今日は妻が病院から退院する日となっていた。
退院してからは妻と娘は実家でしばらく過ごす事になる為、
家から妻の着替えなどといった私物を病院まで持って行かなければならない。
昨日の事があり正直気が進まなかったが、
妻の両親や娘には悪いかと思い、素直に行く事に決めた。
病室に着き荷物を渡して妻と話したが、まだ妻を疑っていた自分は
温かい言葉をかけてやれなかった。
妻はずっと信じて欲しい、信じて欲しいと言ってすすり泣き始めたが
自分の過去の記憶から、それでもなお妻の事を疑わずにいられず、
持ってきた荷物は妻の家族の車に載せてもらい、
自分は途中で買い物がしたいという理由をつけて車には乗らずに
病院でそのまま別れて帰ってしまった。
帰ってからはまたしばらく眠る事にした。
結局昨晩はあまり眠れなかったので単純に眠かったというのもあるが、
今の気分を少しでも和らげるには寝るしかないと思ったのだ。
目を覚ますと夕方前といった時間で、気持ちも少し落ち着いていた。
携帯を見ると父から妻と娘を案じるメールが届いており、
今回の事を伝えようかと考えたが、そこは思いとどまった。
父も母も妹も、自分たち夫婦と娘の事を応援してくれている。
娘の血液型の件も未だに気になってはいたが、確定した訳ではないのだ。
少し考えて、携帯に残っていた昔の写真を見返してみる事にした。
結婚する前から妻とは色々な場所に行って、その度に心から楽しんでいた事を思い出し
同時にその時は妻の事を疑うような気持ちなど全く持っていなかった、という事に気付いた。

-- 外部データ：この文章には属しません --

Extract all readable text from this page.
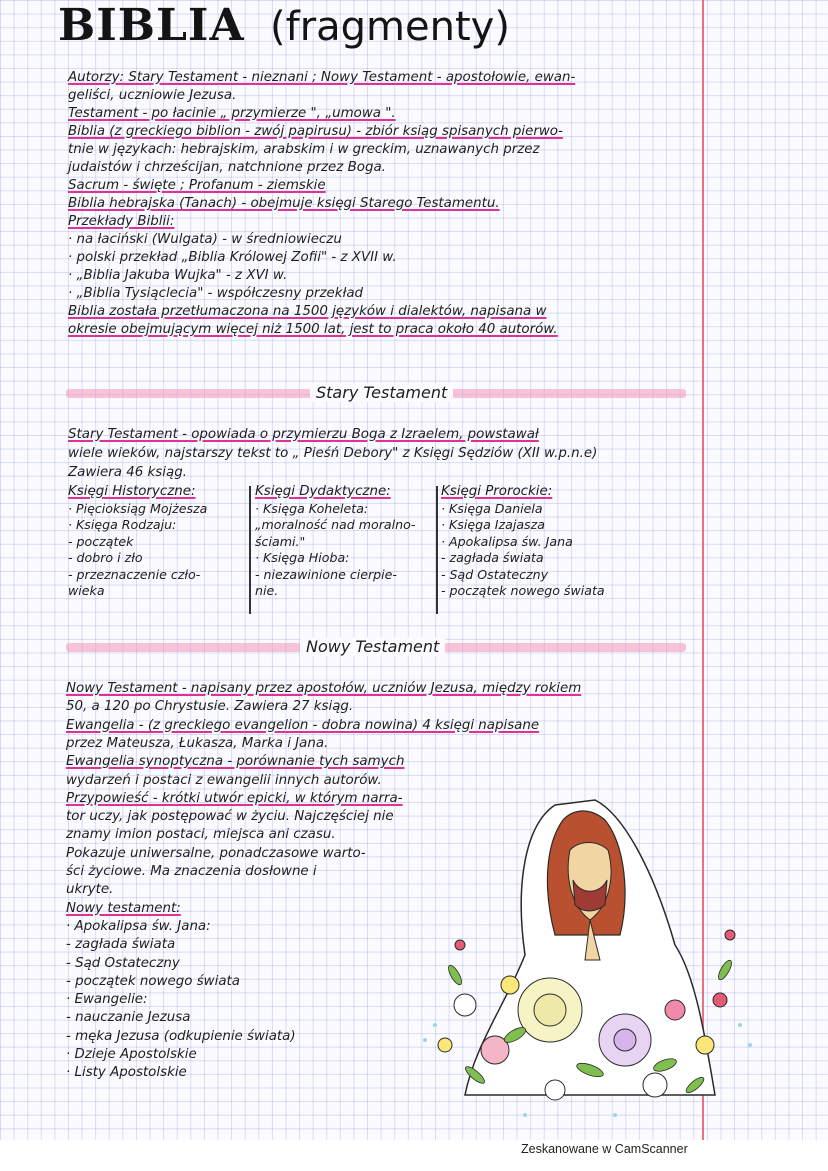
BIBLIA (fragmenty)
Autorzy: Stary Testament - nieznani ; Nowy Testament - apostołowie, ewan-
geliści, uczniowie Jezusa.
Testament - po łacinie „ przymierze ", „umowa ".
Biblia (z greckiego biblion - zwój papirusu) - zbiór ksiąg spisanych pierwo-
tnie w językach: hebrajskim, arabskim i w greckim, uznawanych przez
judaistów i chrześcijan, natchnione przez Boga.
Sacrum - święte ; Profanum - ziemskie
Biblia hebrajska (Tanach) - obejmuje księgi Starego Testamentu.
Przekłady Biblii:
· na łaciński (Wulgata) - w średniowieczu
· polski przekład „Biblia Królowej Zofii" - z XVII w.
· „Biblia Jakuba Wujka" - z XVI w.
· „Biblia Tysiąclecia" - współczesny przekład
Biblia została przetłumaczona na 1500 języków i dialektów, napisana w
okresie obejmującym więcej niż 1500 lat, jest to praca około 40 autorów.
Stary Testament
Stary Testament - opowiada o przymierzu Boga z Izraelem, powstawał
wiele wieków, najstarszy tekst to „ Pieśń Debory" z Księgi Sędziów (XII w.p.n.e)
Zawiera 46 ksiąg.
Księgi Historyczne:
· Pięcioksiąg Mojżesza
· Księga Rodzaju:
- początek
- dobro i zło
- przeznaczenie czło-
wieka
Księgi Dydaktyczne:
· Księga Koheleta:
„moralność nad moralno-
ściami."
· Księga Hioba:
- niezawinione cierpie-
nie.
Księgi Prorockie:
· Księga Daniela
· Księga Izajasza
· Apokalipsa św. Jana
- zagłada świata
- Sąd Ostateczny
- początek nowego świata
Nowy Testament
Nowy Testament - napisany przez apostołów, uczniów Jezusa, między rokiem
50, a 120 po Chrystusie. Zawiera 27 ksiąg.
Ewangelia - (z greckiego evangelion - dobra nowina) 4 księgi napisane
przez Mateusza, Łukasza, Marka i Jana.
Ewangelia synoptyczna - porównanie tych samych
wydarzeń i postaci z ewangelii innych autorów.
Przypowieść - krótki utwór epicki, w którym narra-
tor uczy, jak postępować w życiu. Najczęściej nie
znamy imion postaci, miejsca ani czasu.
Pokazuje uniwersalne, ponadczasowe warto-
ści życiowe. Ma znaczenia dosłowne i
ukryte.
Nowy testament:
· Apokalipsa św. Jana:
- zagłada świata
- Sąd Ostateczny
- początek nowego świata
· Ewangelie:
- nauczanie Jezusa
- męka Jezusa (odkupienie świata)
· Dzieje Apostolskie
· Listy Apostolskie
Zeskanowane w CamScanner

そこで漸く、自分が妻に冷たくしすぎてしまったと思った。
どう言葉を切り出せばよいのか迷ったが、妻には謝っておいた。
疑った事が悪いとは思っていないが、妻を傷付けたのは間違いない。
もう自分達はお互いを信じて結婚する事を決めたのだし、
これからは信じる事を優先するべきなのだろう。
それでも裏切られたことがあったとすれば、それは自分自身の眼が甘かったと諦める。
前を向いて生きていかなければならない。